Wednesday, June 6, 2012

Dock from a Fishing Port in Aomori, Japan Washed up on Oregon Coast Near Newport


with some invasive marine species hitching the ride across the Pacific Ocean of about 5,000 miles.

From AP (6/6/2012):

Official: Dock found in Ore. is debris from Japan

By JEFF BARNARD

A nearly 70-foot-long dock that floated ashore on an Oregon beach was torn loose from a fishing port in northern Japan by last year's tsunami and drifted across thousands of miles of Pacific Ocean, a Japanese Consulate official said Wednesday.

A commemorative plaque on the dock showed it was one of four owned by Aomori Prefecture that broke loose from the port of Misawa on the northern tip of the main island, Deputy Consul Hirofumi Murabayashi said from Portland, Ore.

One of the four docks turned up several weeks later on an island south of Misawa, but the other two are still missing, said Akihisa Sato, an engineer with Zeniya Kaiyo Service, the dock's Tokyo-based manufacturer.

The docks weigh 165 tons each, Sato said.

The one that floated to Oregon was first spotted floating offshore Monday, and mistaken by several people for a barge, said Chris Havel, spokesman for the Oregon Department of Parks and Recreation. It washed ashore early Tuesday on Agate Beach, a mile north of Newport on the central Oregon Coast. It's made of concrete with a metal pontoon and measures 66 feet long, 19 feet wide and 7 feet high.

The distance between Japan and Oregon is roughly 5,000 miles.

A starfish native to Japan was among the marine life still clinging to the structure after the long voyage, Havel said.

"This is tsunami debris, not just from Japan, but from the tsunami itself," Havel said.
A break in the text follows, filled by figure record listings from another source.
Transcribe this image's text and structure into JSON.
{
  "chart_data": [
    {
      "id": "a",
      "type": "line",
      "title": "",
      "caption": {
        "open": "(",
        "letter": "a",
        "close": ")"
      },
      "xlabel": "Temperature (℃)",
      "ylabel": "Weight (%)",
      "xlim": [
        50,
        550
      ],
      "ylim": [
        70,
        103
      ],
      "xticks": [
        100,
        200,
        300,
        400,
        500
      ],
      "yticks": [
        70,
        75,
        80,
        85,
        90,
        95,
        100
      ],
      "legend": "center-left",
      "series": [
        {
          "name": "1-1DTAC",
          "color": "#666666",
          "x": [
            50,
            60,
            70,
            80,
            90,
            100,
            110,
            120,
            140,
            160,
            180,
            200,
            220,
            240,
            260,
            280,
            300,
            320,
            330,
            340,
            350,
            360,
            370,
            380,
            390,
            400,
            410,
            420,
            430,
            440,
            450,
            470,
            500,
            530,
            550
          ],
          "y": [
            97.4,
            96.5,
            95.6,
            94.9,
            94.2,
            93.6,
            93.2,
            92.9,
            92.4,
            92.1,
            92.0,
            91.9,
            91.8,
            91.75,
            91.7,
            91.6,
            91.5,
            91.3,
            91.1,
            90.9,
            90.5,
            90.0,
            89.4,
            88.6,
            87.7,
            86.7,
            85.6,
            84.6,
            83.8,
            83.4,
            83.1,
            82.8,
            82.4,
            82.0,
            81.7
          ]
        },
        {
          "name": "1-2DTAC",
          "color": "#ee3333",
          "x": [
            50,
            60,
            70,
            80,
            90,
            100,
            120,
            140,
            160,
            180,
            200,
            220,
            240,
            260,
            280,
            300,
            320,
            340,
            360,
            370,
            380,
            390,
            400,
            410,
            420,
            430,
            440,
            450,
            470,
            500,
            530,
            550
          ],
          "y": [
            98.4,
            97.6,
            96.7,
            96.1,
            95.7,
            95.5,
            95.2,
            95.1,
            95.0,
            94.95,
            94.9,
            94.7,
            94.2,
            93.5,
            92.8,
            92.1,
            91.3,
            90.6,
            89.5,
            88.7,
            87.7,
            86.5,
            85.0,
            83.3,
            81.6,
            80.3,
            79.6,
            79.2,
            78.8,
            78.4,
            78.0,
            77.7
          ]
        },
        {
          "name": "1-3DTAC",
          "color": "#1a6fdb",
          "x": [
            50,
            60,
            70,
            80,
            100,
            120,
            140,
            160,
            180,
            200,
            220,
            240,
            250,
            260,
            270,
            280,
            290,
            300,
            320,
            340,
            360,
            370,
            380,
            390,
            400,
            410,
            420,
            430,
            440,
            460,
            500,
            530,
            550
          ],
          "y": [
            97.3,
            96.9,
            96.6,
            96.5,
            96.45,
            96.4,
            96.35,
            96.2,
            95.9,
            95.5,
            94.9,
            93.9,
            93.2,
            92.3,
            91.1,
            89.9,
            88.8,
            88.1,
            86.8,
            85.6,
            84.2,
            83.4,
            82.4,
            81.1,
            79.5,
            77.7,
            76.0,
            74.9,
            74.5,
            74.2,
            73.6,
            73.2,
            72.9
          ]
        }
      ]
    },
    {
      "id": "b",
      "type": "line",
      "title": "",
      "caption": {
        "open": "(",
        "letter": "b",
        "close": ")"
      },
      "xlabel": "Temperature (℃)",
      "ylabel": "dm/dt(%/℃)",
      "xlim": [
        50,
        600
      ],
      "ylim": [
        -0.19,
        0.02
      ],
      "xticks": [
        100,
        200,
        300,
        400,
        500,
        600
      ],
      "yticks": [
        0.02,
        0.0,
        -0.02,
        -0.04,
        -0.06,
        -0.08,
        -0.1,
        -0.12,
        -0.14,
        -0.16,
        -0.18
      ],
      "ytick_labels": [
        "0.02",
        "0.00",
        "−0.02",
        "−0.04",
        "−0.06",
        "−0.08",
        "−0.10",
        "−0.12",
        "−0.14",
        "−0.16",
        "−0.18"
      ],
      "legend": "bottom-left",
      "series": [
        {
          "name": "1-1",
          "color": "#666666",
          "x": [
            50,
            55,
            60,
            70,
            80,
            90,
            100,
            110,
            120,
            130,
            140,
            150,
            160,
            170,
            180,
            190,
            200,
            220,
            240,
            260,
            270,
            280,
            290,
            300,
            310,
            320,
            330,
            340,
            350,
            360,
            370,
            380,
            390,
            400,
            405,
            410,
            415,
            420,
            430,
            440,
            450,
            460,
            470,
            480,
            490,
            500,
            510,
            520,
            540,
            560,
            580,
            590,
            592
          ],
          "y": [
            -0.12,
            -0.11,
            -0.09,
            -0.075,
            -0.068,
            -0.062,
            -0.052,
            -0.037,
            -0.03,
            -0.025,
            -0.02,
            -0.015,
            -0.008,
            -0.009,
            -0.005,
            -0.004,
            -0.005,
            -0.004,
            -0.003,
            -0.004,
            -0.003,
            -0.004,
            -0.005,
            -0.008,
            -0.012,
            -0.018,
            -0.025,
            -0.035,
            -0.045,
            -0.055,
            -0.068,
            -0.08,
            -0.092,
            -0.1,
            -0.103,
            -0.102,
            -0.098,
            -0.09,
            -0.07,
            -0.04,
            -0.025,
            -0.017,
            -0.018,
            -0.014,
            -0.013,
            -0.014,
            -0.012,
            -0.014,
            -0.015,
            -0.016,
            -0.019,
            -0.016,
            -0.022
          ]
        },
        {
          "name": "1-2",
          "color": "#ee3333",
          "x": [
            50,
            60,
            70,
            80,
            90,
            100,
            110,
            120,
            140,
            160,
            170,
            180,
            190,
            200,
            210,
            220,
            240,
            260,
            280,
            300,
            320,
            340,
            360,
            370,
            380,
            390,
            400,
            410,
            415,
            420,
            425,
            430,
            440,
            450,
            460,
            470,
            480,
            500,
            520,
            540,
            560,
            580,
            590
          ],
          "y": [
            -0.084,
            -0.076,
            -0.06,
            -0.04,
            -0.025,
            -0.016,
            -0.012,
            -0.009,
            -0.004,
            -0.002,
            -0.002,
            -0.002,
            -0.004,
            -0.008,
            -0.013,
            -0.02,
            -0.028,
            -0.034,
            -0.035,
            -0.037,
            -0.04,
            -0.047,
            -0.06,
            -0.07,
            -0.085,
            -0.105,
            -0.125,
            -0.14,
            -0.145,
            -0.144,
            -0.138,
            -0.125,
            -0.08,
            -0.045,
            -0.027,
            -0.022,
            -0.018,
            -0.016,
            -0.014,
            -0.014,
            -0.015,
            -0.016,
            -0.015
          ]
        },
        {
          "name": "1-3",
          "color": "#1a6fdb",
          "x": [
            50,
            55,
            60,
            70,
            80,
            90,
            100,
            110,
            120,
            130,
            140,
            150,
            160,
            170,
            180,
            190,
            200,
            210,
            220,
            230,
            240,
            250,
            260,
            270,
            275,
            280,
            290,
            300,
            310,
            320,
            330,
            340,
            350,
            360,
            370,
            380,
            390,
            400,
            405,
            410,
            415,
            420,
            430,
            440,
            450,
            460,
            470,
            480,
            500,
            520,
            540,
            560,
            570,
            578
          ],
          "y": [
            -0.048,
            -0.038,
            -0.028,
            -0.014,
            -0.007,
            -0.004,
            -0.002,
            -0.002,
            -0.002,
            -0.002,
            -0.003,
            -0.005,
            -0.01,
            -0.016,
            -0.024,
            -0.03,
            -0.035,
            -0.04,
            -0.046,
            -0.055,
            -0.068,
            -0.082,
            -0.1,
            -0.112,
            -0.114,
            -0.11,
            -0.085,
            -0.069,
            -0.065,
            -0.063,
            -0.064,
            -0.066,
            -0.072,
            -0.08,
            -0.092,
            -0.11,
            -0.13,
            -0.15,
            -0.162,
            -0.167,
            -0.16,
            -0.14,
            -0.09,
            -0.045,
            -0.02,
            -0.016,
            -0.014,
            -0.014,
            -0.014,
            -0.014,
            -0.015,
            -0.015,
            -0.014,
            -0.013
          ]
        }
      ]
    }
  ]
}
John Chapman, a research scientist at Oregon State University's Hatfield Marine Science Center, said hundreds of millions of other organisms also hitchhiked across the ocean on the dock — some of which are invasive species never before seen on this part of the West Coast.

Among the organisms are a species of tiny crab that has run wild on the East Coast but not on the West, and a kind of algae that has hit southern California but not Oregon, Chapman said.

"This is a very clear threat," he said. "It's exactly like saying you threw a bowling ball into a China shop. It's going to break something. But will it be valuable or cheap glass. It's incredibly difficult to predict what will happen next."

A radiation check of the dock came up negative, which was to be expected if the dock broke loose before the nuclear power plant accident triggered by the waves, Havel said. The parks department was overseeing efforts to identify and remove the dock.

(Full article at the link)


Photos from AP (more at the link):

4 comments:

Anonymous said...

At least the dock isn't radioactive, but still... some unforeseen circumstances. Not sure what we could have done, either way.

Anonymous said...

from Aomori??

Darth3/11 said...

I'm going to Oregon in a couple months to visit family. Will let EX-SKF know what I find in "on the ground" research.

netudiant said...

Pretty good quality construction.
Maybe it can be recycled for use locally.